Yamamoto Hirofumi
Department of Surgery, Gastroenterological Surgery, Graduate School of Medicine Osaka University Osaka Japan.
Department of Molecular Pathology, Division of Health Sciences, Graduate School of Medicine Osaka University Osaka Japan.
Ann Gastroenterol Surg. 2022 May 26;6(4):466-473. doi: 10.1002/ags3.12576. eCollection 2022 Jul.
Colorectal cancer (CRC) is one of the most common cancers worldwide. Postoperative adjuvant chemotherapy is recommended for node-positive stage III patients. A systematic meta-analysis reported that the presence of micrometastases in regional lymph nodes (LNs) was associated with poor survival in patients with node-negative CRC. Because most data employed in the meta-analysis were based on retrospective studies, we conducted a prospective clinical trial and concluded that stage II is a transitional zone between stage I and stage III, where CRC tumors continuously increase the micrometastasis volume in LNs and proportionally raise the risk for tumor recurrence. The one-step nucleic acid amplification (OSNA) assay is a simple and rapid technique to detect CK19 mRNA using the reverse-transcription loop-mediated isothermal amplification (RT-LAMP) method. Using the OSNA assay, we and colleagues reported that the upstaging rates of pStages I, IIA, IIB, and IIC were 2.0%, 17.7%, 12.5%, and 25%, respectively, in 124 node-negative patients. Survival analysis indicated that OSNA positive stage II CRC patients had a shorter 3-y disease-free survival rate than OSNA negative stage II CRC patients. In 2017, AJCC TNM staging (the 8th version) revised the definition of LN metastasis in colon cancer and it is stated that micrometastasis should be considered as a standard LN metastasis. To our surprise, this revision was based on a meta-analysis to which our previous study on micrometastasis largely contributed. The remaining questions to be addressed are how to find micrometastases efficiently and whether postadjuvant chemotherapy is effective to prevent disease recurrence and to contribute to longer survival.
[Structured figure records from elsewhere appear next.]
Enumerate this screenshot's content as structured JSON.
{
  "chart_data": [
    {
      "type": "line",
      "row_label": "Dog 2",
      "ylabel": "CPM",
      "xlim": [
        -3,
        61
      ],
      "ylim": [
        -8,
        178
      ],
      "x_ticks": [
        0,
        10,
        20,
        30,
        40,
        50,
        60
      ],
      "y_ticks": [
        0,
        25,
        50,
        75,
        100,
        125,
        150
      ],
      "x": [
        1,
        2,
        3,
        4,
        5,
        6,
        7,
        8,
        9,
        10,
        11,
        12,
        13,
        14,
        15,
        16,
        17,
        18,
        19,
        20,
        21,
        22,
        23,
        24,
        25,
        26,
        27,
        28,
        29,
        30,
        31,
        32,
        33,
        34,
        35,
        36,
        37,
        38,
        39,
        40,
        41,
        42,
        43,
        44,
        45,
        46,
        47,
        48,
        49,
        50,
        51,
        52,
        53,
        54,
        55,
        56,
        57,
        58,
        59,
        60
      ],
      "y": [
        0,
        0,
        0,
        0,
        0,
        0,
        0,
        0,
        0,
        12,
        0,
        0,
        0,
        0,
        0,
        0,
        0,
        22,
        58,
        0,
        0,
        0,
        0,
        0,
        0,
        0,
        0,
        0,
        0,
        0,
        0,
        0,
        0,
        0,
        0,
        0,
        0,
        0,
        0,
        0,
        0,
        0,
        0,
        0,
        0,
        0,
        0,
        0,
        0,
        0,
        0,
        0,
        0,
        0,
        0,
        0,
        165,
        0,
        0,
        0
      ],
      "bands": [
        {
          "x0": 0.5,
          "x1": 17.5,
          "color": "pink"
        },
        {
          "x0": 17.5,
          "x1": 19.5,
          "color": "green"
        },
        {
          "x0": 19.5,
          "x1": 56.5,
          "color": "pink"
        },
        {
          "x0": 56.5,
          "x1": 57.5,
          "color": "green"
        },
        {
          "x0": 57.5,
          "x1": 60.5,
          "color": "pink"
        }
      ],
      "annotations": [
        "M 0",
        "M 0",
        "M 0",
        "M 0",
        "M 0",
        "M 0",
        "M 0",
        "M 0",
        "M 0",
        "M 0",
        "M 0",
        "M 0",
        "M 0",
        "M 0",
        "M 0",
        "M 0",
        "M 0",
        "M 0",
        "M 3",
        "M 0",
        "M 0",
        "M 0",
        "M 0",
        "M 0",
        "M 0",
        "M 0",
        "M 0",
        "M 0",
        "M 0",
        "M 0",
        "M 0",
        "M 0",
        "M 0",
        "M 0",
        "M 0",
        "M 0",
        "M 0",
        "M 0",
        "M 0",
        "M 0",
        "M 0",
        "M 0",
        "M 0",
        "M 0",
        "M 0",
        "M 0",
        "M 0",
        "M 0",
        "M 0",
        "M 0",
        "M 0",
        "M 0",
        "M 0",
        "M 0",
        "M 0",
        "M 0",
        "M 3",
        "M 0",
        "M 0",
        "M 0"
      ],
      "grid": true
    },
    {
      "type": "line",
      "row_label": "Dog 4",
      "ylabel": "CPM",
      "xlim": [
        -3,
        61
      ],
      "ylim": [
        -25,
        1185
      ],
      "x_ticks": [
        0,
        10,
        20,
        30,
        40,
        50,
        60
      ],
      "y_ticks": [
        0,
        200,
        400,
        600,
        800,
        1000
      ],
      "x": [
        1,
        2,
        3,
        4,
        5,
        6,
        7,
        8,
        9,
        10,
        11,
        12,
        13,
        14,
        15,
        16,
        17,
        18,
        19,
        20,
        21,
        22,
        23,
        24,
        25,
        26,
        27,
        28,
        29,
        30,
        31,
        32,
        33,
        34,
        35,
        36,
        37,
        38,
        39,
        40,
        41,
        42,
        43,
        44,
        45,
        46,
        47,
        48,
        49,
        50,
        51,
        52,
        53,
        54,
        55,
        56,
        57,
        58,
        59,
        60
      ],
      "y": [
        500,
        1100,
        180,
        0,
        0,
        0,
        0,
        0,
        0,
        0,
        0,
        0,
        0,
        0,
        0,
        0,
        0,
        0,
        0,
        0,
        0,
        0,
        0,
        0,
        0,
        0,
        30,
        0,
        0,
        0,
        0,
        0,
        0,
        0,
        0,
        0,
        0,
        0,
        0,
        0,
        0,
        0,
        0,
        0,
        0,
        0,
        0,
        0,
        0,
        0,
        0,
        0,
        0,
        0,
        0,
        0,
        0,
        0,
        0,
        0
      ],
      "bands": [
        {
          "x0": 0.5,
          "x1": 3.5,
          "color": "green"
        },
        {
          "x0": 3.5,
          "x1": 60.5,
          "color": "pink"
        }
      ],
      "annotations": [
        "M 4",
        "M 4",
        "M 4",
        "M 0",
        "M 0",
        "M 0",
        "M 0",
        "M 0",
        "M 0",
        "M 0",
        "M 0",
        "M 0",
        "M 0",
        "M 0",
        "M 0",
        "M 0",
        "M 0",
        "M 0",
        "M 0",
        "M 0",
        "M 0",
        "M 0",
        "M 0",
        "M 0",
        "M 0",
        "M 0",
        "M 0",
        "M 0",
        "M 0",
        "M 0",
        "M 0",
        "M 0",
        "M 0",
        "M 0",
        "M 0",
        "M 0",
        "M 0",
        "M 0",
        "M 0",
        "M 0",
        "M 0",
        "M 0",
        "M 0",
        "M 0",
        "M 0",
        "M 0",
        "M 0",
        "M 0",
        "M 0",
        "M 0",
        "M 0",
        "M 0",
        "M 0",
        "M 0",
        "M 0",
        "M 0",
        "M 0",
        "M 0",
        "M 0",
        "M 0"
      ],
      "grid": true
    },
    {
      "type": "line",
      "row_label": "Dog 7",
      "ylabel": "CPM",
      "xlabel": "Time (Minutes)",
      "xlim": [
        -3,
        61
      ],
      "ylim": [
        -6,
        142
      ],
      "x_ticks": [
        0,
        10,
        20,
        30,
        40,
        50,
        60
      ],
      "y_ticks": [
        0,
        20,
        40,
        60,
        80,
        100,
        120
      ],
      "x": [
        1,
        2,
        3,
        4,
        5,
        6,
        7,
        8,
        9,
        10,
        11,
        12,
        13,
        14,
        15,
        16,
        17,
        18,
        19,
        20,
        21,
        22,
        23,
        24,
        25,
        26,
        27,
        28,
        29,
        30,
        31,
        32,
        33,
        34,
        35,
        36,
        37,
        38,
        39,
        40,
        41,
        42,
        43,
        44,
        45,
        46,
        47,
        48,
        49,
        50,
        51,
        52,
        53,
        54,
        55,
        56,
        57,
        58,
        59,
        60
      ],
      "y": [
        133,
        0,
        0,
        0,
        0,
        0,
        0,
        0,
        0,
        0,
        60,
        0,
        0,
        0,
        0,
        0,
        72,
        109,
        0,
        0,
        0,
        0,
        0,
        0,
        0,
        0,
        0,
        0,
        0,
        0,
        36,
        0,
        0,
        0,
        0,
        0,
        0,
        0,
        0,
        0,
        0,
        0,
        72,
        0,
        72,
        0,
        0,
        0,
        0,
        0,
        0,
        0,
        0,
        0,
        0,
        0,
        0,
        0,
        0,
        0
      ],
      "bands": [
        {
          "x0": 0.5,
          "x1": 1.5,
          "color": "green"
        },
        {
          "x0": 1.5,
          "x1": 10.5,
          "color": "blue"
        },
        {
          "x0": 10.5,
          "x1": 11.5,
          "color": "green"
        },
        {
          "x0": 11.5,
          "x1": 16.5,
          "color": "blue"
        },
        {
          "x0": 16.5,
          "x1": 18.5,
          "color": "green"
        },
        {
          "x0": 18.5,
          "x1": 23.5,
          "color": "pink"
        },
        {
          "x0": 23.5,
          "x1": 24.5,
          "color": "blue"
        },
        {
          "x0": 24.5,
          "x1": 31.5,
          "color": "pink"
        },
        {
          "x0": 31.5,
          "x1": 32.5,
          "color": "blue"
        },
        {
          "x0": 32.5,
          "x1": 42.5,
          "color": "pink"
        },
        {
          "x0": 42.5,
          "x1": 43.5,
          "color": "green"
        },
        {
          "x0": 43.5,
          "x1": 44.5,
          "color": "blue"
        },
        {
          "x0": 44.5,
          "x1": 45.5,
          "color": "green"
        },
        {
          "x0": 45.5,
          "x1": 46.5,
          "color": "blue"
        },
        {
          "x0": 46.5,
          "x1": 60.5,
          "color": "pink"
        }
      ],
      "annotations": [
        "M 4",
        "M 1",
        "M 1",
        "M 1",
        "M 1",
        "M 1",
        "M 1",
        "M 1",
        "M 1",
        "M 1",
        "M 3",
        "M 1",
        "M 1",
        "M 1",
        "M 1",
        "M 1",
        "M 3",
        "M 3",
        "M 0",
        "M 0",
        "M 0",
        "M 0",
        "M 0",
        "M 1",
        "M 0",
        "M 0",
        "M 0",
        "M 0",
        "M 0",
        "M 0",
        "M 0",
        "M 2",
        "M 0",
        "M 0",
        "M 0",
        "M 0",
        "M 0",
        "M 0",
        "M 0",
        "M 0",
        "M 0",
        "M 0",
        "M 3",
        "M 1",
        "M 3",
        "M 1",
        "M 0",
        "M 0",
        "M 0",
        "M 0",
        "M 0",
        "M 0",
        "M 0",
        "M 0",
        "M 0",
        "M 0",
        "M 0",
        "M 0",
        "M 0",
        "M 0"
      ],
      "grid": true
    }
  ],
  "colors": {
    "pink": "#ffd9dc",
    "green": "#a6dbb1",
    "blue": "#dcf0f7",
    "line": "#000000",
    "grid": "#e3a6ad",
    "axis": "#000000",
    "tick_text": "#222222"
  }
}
结直肠癌(CRC)是全球最常见的癌症之一。推荐对III期淋巴结阳性患者进行术后辅助化疗。一项系统性荟萃分析报告称,区域淋巴结(LN)中存在微转移与淋巴结阴性的CRC患者生存率低相关。由于荟萃分析中使用的大多数数据基于回顾性研究,我们开展了一项前瞻性临床试验,并得出结论:II期是I期和III期之间的过渡阶段,在此阶段CRC肿瘤会持续增加LN中的微转移量,并相应提高肿瘤复发风险。一步核酸扩增(OSNA)检测是一种使用逆转录环介导等温扩增(RT-LAMP)方法检测CK19 mRNA的简单快速技术。我们和同事利用OSNA检测报告称,在124例淋巴结阴性患者中,I期、IIA期、IIB期和IIC期的分期上调率分别为2.0%、17.7%、12.5%和25%。生存分析表明,OSNA阳性的II期CRC患者的3年无病生存率低于OSNA阴性的II期CRC患者。2017年,美国癌症联合委员会(AJCC)TNM分期(第8版)修订了结肠癌LN转移的定义,并指出微转移应被视为标准的LN转移。令我们惊讶的是,这一修订基于一项荟萃分析,我们之前关于微转移的研究对该分析有很大贡献。有待解决的其余问题是如何高效发现微转移以及辅助化疗后预防疾病复发并提高生存率是否有效。